Topsy-Turvy situation has still been prevailing at Tribhuvan International Airport as thousands were waiting to be evacuated from the quake hit region in Nepal.
Over-crowding at the airport is one of the reasons which obstruct the massive relief and rescue operation being carried out by teams from India and other neighboring nations.
Four Indian Air Force (IAF) transporters were forced to return back to their bases as they could not land at Kathmandu airport due to heavy air traffic.
The Kathmandu airfield is abundant with marooned people, who are waiting to be evacuated.
Relief materials were seen piled up on the paved surface apart from planes arriving from across the world.
These inconveniences have made the dispersal of international aid materials at a slow pace as Kathmandu is struggling to recapture its infrastructure.
The IAF had to re-locate four of its helicopters at Kathmandu outskirts to ease the prevailing air traffic congestion.
The IAF planes that turned back midair were carrying communication equipments and rescue teams.
They are reported to have returned to Kathmandu later in the night with relief materials comprising of five tonnes of milk, light vehicles, RO plant, oxygen re-generators and noodles.
The IAF planes which have been undertaking its ever biggest airlift operation have coordinated the support and services of more than a dozen transport aircraft vehicles, including super heavy lifter C-17s, special operations aircraft C-130J and old work horses IL-76s and An-32s.

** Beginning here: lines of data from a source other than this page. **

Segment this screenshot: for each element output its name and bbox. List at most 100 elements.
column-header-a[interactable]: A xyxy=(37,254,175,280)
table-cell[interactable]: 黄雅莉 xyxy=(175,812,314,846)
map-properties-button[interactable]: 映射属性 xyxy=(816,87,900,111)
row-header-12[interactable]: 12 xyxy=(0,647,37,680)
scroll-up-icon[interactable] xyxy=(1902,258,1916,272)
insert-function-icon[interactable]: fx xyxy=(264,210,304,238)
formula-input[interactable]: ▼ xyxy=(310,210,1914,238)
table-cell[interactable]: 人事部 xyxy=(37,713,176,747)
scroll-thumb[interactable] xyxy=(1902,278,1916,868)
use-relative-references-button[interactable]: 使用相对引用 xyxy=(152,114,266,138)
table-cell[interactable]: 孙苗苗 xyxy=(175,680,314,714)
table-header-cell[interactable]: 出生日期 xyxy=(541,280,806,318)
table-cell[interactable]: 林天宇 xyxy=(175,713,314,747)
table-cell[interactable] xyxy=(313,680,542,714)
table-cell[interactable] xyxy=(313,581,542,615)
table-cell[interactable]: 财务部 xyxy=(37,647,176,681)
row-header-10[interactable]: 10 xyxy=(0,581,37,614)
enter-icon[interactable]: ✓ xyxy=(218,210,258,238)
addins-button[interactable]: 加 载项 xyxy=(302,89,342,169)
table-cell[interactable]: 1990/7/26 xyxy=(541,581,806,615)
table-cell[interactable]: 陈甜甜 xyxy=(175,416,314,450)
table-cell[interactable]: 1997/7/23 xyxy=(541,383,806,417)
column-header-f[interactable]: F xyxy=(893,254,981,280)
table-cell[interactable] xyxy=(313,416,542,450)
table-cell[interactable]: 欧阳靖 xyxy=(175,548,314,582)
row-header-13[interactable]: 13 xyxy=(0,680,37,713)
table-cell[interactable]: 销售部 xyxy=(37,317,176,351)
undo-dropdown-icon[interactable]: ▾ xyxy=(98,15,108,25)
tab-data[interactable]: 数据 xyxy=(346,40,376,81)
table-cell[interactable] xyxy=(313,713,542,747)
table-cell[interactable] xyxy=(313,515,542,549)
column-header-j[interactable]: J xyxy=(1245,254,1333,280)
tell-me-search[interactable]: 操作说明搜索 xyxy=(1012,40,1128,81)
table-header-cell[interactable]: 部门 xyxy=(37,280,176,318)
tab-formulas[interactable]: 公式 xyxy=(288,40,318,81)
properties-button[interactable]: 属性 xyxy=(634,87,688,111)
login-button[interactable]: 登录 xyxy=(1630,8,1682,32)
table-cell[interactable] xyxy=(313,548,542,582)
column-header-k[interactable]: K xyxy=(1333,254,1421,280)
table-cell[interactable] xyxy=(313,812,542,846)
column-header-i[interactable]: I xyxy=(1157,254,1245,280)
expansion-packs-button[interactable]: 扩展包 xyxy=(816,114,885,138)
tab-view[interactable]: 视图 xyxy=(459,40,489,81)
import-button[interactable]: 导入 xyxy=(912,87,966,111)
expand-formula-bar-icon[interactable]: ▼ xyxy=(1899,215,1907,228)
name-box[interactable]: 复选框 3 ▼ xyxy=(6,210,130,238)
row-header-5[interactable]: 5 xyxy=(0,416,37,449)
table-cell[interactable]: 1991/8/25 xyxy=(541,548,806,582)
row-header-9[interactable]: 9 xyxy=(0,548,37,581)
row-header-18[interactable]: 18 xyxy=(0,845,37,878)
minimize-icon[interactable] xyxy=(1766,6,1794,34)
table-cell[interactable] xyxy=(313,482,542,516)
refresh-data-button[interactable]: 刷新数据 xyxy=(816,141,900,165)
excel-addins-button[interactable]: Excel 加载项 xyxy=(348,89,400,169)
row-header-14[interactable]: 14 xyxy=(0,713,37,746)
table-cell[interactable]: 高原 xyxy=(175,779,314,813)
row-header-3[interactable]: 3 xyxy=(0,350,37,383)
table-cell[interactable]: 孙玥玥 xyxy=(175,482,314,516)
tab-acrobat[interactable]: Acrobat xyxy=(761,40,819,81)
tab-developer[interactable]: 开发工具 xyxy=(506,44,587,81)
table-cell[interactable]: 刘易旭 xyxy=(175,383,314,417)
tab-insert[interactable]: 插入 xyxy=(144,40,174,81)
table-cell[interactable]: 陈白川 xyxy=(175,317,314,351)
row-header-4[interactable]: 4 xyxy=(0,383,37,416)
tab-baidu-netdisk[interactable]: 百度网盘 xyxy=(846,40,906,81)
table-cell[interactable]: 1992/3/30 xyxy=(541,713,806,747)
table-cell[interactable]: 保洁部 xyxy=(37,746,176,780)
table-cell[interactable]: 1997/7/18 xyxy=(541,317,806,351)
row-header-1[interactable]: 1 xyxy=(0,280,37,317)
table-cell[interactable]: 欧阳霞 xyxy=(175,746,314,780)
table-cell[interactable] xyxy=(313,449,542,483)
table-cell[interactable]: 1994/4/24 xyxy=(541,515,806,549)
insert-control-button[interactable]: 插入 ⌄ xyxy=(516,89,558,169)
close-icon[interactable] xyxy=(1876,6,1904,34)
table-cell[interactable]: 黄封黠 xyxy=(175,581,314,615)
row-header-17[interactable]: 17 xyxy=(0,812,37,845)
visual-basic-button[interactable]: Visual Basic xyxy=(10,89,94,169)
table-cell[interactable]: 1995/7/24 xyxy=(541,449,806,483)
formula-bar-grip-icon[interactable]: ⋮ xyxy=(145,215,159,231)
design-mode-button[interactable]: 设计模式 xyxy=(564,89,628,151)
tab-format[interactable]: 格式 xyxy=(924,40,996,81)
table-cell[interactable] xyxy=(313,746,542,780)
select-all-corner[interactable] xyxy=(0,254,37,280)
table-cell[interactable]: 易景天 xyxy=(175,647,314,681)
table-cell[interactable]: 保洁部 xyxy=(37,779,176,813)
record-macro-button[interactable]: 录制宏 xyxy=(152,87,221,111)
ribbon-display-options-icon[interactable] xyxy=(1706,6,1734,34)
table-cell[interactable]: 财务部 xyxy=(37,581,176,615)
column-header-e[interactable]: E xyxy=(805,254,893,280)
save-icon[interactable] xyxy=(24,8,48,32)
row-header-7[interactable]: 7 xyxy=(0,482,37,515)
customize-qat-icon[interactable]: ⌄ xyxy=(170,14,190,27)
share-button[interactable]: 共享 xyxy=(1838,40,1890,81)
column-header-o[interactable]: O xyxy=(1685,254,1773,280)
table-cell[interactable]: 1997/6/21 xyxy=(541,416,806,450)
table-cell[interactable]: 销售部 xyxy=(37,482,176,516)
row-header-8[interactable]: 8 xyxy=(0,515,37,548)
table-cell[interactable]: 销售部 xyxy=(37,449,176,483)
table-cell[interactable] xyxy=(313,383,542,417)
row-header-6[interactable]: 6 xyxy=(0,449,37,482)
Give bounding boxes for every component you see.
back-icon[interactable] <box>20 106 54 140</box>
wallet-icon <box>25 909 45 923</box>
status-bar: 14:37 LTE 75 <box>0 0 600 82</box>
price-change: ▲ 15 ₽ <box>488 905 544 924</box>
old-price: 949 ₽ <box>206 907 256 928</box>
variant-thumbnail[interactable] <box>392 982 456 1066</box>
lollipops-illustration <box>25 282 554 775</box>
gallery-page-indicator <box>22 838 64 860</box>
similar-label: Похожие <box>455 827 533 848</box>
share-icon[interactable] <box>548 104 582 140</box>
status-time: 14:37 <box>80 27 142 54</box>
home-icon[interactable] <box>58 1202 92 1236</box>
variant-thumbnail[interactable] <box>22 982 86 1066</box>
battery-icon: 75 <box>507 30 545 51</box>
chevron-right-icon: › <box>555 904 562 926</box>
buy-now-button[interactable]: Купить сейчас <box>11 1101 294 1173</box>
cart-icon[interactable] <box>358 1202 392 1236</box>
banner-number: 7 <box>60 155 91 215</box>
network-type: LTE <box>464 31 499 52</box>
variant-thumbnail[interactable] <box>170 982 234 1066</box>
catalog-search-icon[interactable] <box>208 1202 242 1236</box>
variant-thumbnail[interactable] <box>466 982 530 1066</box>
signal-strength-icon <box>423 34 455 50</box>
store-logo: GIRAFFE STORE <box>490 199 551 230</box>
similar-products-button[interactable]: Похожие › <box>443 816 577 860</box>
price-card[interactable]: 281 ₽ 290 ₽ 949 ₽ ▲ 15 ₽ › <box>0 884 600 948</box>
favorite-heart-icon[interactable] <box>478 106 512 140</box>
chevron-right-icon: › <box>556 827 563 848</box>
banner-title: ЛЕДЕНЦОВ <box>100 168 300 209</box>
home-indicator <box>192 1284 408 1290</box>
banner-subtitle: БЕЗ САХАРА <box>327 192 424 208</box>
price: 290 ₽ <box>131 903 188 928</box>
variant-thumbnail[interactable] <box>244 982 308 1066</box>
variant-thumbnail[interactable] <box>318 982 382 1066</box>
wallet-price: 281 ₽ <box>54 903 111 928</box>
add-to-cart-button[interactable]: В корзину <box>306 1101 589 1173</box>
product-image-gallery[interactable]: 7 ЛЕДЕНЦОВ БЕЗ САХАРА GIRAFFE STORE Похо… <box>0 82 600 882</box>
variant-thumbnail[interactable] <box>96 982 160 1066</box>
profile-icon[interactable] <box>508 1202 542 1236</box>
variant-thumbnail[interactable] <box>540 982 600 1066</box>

As per the reports from officials, Kathmandu airport was observed crowded even on a normal day.
Thousands of people are still gathering at the airport to get a flight back to their respective homes. According to reports, the problem has been getting worse.
India, the first country to respond to the tragedy, has launched a relief project called Operation Maitri to help evacuate people stranded in the quake-hit areas.
Now helps have arrived in Kathmandu from Pakistan, China and Israel.